第8話:人知れずのカウンセリング

 ベッドについたものの、昨夜と同じくあまり寝付くことができなかった。

 最初は心地よかったマウスの音だが、クリックの回数が増すごとに騒音となり始めていた。


「保健室ではできる限り静かにする」はどこに行ったのやら。それを四宮先生に追求しても「できる限りと言ったはずだ。これはやむを得ないことなのだ」と一蹴されるだけだろう。


 コンコンッ。


 マウスとキーボードの音だけが響き渡る保健室に、扉をノックする音が割り入る。


「どうぞ」


 マウスを数回カチカチした後、先生は張った声で答える。

 どうやら四宮先生はノックをゲーム切断の合図としているらしい。ここは自分の部屋かよ。


「失礼します」


 ガラッという音と一緒にソプラノ風な明るい声音が聞こえてくる。


「安藤さんか。今日はどうした?」


「その……悩みを聞いてもらいたくって」


 明るい声ではあるが、おどおどした喋り方から暗そうな性格の子に思える。


「新年度早々悩みか。

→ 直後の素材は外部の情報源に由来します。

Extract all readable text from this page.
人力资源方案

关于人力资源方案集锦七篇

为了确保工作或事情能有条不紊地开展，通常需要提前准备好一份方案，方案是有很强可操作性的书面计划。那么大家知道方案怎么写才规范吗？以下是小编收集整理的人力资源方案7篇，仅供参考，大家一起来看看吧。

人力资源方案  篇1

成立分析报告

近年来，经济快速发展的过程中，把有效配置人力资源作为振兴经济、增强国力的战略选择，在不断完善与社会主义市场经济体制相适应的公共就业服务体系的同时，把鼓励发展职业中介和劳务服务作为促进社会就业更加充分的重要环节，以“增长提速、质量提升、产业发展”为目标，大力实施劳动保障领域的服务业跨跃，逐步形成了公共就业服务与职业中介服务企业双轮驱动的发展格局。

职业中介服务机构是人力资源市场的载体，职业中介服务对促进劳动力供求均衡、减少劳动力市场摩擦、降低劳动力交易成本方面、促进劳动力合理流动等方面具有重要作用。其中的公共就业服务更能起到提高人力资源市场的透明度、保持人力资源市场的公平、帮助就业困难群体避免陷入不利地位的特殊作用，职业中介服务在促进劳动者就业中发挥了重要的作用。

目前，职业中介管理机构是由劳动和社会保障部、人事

差し詰め『クラスで友達ができない』と言ったところだろ」


「すごい! さすが四宮先生!」


 安藤さんは驚きの声を上げる。先ほどの声量が嘘だったかのように大きな声だったため、僕の心臓が思わず跳ね上がった。保健室では静かにしてくれ。


「新年度の悩みといえば定番だからな。話を聞いてあげるから、近くにある椅子に腰掛けてくれ」


 四宮先生はそう言うと椅子を引く音が度々聞こえてくる。先生もまた場所を移動し始めたみたいだ。というか僕が寝ているのだから「保健室では静かに」と言ってやってくれ。

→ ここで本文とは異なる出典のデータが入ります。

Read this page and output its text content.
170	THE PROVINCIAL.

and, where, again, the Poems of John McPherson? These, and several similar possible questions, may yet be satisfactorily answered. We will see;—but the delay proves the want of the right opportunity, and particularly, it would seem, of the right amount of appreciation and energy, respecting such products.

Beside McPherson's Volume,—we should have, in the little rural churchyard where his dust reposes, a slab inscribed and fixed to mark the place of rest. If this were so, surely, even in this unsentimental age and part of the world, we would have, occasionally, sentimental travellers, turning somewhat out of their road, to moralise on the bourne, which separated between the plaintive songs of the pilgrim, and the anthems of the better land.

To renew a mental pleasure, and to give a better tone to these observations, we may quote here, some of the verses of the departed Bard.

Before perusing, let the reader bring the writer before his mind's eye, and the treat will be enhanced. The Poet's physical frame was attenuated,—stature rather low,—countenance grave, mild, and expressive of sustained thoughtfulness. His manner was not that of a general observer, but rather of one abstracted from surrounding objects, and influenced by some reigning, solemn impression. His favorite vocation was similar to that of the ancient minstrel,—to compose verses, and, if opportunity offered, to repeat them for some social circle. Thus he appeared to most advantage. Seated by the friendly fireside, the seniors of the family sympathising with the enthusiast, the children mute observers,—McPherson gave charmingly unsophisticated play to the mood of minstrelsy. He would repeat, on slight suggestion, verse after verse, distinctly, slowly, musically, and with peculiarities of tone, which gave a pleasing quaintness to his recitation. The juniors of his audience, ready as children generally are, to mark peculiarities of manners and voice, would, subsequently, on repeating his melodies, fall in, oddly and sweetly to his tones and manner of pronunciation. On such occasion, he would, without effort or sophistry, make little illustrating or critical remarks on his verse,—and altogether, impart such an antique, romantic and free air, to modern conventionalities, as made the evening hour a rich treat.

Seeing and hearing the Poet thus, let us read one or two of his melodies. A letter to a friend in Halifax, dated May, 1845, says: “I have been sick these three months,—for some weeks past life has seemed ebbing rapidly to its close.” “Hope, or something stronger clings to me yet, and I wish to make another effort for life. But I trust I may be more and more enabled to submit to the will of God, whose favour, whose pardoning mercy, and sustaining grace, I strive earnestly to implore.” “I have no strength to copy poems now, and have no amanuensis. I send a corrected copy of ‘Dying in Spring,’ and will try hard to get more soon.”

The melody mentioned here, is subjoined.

「あれ? 昨年度とカウセリングの場所は変わったんですね」


「保健室にもイメチェンが必要なんだよ。新鮮なものに触れると気分も良くなるからな」


「そういうことだったんですね」


「それで。『クラスで友達ができない』と言っていたね」


「はい。今年度のクラスなんですが、去年同じクラスだったのが男子だけだったんです。他の子達は去年クラスが同じ子で仲良くなっていて。このままじゃボッチ確定です」


「去年同じクラスだった」という台詞から安藤さんは高校二年生、あるいは高校三年生か。上級生のクラス替えで引き起こるありがちな悩みなんだろうな。


「ボッチは嫌なのか?」


「嫌です。特にあのクラスでは……」


「あのクラス?」


 四宮先生が同じ言葉を繰り返すと、安藤さんは小声で「はい」と口にした。あまり周りに聞かれたくない話なのか、以降も同じ声量で話し始める。

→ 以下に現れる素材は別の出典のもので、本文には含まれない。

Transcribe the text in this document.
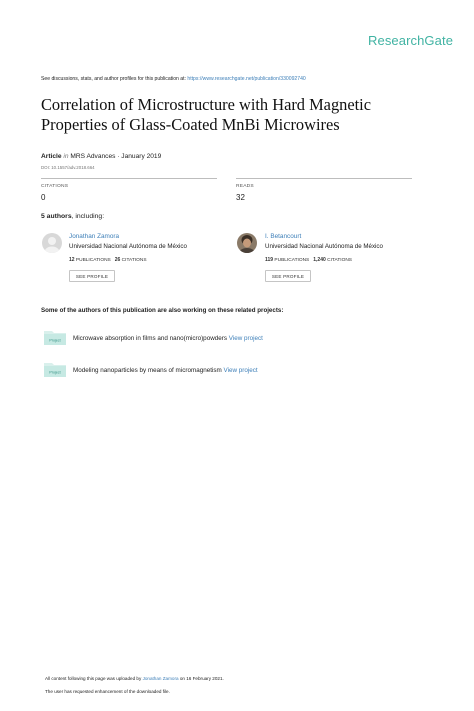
ResearchGate
See discussions, stats, and author profiles for this publication at: https://www.researchgate.net/publication/330092740
Correlation of Microstructure with Hard Magnetic
Properties of Glass-Coated MnBi Microwires
Article in MRS Advances · January 2019
DOI: 10.1557/adv.2018.664
CITATIONS
0
READS
32
5 authors, including:
Jonathan Zamora
Universidad Nacional Autónoma de México
12 PUBLICATIONS 26 CITATIONS
SEE PROFILE
I. Betancourt
Universidad Nacional Autónoma de México
119 PUBLICATIONS 1,240 CITATIONS
SEE PROFILE
Some of the authors of this publication are also working on these related projects:
Project Microwave absorption in films and nano(micro)powders View project
Project Modeling nanoparticles by means of micromagnetism View project
All content following this page was uploaded by Jonathan Zamora on 16 February 2021.
The user has requested enhancement of the downloaded file.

「高校一年生の時に、私の学級で『いじめ』があったのを覚えていますか?」


「なんかあった気がするな」


「その主犯格が同じクラスにいるんです。だからボッチだと狙われてしまいそうな気がして怖いんです。今日も休みの時間に彼女に見られていたような気がするんです。もうすでにターゲットにされているかもしれない。そう思うと怖くて」


「なるほど。まあ、懲りない奴はいるからな。前回のことで学習した分、より悪質になっているパターンもある。安藤さんが心配するのも無理はない」


「何かいい方法はないですかね?」


「手っ取り早いのは今すぐに女子グループに混ざることだろうな」


「でも……先生も知っていると思いますが……私はあんまり声をかけられる性格じゃないんですよね。一年の時も隣の子が声をかけてくれなかったらボッチになっていただろうし」


「そうだわな。ふん……友達作りに関しては私にできることは何もない。ただ、いじめは何とかなるだろう。もし、いじめられるようなことがあれば言ってくれ。私から担任の先生に伝えておくから。それから助けが必要になったらいつでもここに来なさい。保健室は傷ついた生徒の味方だからね」


「先生……」


 安藤さんはときめくように息を混ぜた声を出す。

 四宮先生も案外良いところがあるんだな。


「大きく介入できないのは申し訳ないな」


「いえ。先生が味方でいてくれるならとても心強いです。何だか頑張れそうな気がします」


 先ほどまでの不安な様子とは打って変わって声が明るくなったように感じられた。そのまま二人の話は終わり、安藤さんは部屋を出ていく。


 いい加減な先生だと思っていたが、生徒に寄り添う優しい先生なんだな。今の一連の流れで四宮先生の評価は上げざるを得なかった。


 四宮先生の優しさに触れて警戒心が解けたからか、僕はそのまま意識を失い、無事寝付くことができた。